26th September 2005, Comments 0 comments

PARIS, Sept 26 (AFP) - French police detained nine people during a series of dawn raids west of Paris early Monday, in what they said was a crackdown on suspected Islamist terrorist activities.

PARIS, Sept 26 (AFP) - French police detained nine people during a series of dawn raids west of Paris early Monday, in what they said was a crackdown on suspected Islamist terrorist activities.

Among those being held was Safe Bourada, who was released from prison in 2003 after serving five years for helping organise a series of bomb attacks in France in 1995 for the Algerian Armed Islamic Group (GIA).

"The men are suspected of intending to carry out attacks in France. There was a conspiracy and logistical activity, but no identified project," officials close to the investigation told AFP.

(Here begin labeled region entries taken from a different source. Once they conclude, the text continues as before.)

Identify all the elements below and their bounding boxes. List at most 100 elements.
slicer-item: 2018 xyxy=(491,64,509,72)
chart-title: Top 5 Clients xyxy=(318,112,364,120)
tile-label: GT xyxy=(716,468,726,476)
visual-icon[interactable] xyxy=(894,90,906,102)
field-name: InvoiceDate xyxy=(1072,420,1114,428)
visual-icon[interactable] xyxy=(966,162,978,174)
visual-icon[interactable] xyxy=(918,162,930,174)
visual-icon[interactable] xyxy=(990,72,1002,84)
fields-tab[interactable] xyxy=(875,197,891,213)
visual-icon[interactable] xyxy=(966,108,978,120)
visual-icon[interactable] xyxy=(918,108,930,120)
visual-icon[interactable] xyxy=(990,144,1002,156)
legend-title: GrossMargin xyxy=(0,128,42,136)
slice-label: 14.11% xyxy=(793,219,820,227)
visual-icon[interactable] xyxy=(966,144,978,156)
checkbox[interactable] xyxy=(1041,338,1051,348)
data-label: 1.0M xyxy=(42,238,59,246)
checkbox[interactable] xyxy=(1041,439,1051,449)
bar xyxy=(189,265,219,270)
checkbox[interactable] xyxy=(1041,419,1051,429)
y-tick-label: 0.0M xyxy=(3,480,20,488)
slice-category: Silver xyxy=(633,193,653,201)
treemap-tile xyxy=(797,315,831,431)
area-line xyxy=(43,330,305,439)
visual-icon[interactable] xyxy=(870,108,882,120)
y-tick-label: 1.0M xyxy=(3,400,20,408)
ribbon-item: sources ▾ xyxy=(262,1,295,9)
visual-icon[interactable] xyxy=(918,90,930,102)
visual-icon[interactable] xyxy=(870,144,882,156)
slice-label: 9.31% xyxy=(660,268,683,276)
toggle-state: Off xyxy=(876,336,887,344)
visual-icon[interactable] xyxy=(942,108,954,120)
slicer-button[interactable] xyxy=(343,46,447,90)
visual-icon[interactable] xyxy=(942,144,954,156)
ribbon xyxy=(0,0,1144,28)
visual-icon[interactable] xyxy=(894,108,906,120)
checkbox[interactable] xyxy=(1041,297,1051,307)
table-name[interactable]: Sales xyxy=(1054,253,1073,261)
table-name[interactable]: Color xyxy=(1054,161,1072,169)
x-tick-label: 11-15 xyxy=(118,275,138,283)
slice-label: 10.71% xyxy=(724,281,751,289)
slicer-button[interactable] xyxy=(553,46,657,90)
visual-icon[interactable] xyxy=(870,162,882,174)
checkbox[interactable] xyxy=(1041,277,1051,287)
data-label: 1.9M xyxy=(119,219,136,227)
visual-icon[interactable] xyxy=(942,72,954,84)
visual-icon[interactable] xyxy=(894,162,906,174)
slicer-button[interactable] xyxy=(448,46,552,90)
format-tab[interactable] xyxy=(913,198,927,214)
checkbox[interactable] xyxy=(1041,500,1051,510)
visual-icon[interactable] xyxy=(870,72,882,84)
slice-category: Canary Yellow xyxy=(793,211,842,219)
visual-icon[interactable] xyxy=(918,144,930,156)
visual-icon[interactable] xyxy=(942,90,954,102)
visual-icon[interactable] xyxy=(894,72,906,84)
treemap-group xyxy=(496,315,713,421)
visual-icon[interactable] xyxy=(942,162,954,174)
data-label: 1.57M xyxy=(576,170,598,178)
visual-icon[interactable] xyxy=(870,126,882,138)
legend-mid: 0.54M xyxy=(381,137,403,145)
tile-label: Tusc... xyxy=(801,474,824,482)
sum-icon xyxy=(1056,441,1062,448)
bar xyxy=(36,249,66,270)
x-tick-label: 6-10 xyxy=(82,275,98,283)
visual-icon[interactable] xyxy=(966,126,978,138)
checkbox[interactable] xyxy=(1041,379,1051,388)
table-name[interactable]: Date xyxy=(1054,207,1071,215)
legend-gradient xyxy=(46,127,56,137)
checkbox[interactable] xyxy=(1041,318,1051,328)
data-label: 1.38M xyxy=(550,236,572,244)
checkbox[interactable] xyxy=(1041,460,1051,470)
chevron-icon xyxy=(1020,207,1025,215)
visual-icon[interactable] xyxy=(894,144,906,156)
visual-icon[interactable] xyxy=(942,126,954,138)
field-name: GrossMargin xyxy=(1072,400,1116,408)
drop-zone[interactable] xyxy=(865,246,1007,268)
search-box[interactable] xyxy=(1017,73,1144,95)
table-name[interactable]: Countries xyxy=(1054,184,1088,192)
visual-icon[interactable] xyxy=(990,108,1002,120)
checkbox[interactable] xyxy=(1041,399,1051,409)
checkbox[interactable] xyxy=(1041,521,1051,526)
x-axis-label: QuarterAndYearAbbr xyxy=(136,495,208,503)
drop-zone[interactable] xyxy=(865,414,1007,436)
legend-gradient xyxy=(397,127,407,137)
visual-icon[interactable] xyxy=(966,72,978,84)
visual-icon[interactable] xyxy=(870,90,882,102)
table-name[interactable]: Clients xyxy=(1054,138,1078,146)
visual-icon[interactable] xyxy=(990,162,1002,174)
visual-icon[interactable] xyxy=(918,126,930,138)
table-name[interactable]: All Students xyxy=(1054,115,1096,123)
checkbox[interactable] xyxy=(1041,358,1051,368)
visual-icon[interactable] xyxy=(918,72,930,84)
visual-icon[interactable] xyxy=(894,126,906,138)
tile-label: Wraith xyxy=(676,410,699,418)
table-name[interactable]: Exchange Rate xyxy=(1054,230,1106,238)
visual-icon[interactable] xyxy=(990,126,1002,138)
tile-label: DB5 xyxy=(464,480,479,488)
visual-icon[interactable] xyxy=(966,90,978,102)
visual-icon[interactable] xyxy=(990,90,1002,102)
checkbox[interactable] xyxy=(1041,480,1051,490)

Seven of the detainees were described as the targets of the police operation, and the two others happened to be with them when the round-up took place after dawn in the Yvelines and Eure departments to the west of the capital.

All were taken to the headquarters of the domestic intelligence service the DST in Paris, where they can be held for up to four days without charges.

A team equipped to deal with nuclear, bacteriological and chemical materials was dispatched to one of their homes, in the town of Trappes near Versailles.

Officials said the men were members of the Salafist Group for Preaching and Combat (GSPC), an armed Algerian formation that grew out of the GIA and has links to the Al-Qaeda network.

The GSPC has threatened to carry out attacks in France and is seen as a credible danger by intelligence officials, who have warned since the July suicide bombings in London that France must also consider itself a potential target.

The investigation leading to the arrests started in February 2003 when Bourada was released from prison and placed under surveillance, officials said.

At his 1997 trial Bourada had been described as an important link in the GIA network which planted a series of bombs between July and October 1995. In the first and most deadly attack, nine people died in an explosion in the Saint Michel regional express network railway station in Paris.

Investigators said he was a link with GIA leader Ali Touchent -- also known as Tarek -- who was believed to have ordered the 1995 attacks from Algeria. Bourada also had contacts with Rachid Ramda, the group's alleged financier whom France tried in vain to have extradited from Britain over a period of several years.

There was a breakthrough two months ago after what the sources called the "lucky arrest" of a group of men who were holding up a Moroccan prostitute. Investigators established that these men had links with former members of the GIA.

At that point the leading anti-terrorist judge, Jean-Louis Bruguière, opened a judicial investigation into "criminal association in relation with a terrorist enterprise," as well as "possession of fake documents, assuming a false identity, carrying weapons, and extortion."

The GIA was the main anti-government force in the long Islamist insurrection in Algeria during the 1990s. The GSPC was formed after it split.

Last Monday, anti-terrorist police arrested six men in the northern Paris suburbs suspected of recruiting volunteers to fight against US forces in Iraq. They were all released without charge after four days of questioning.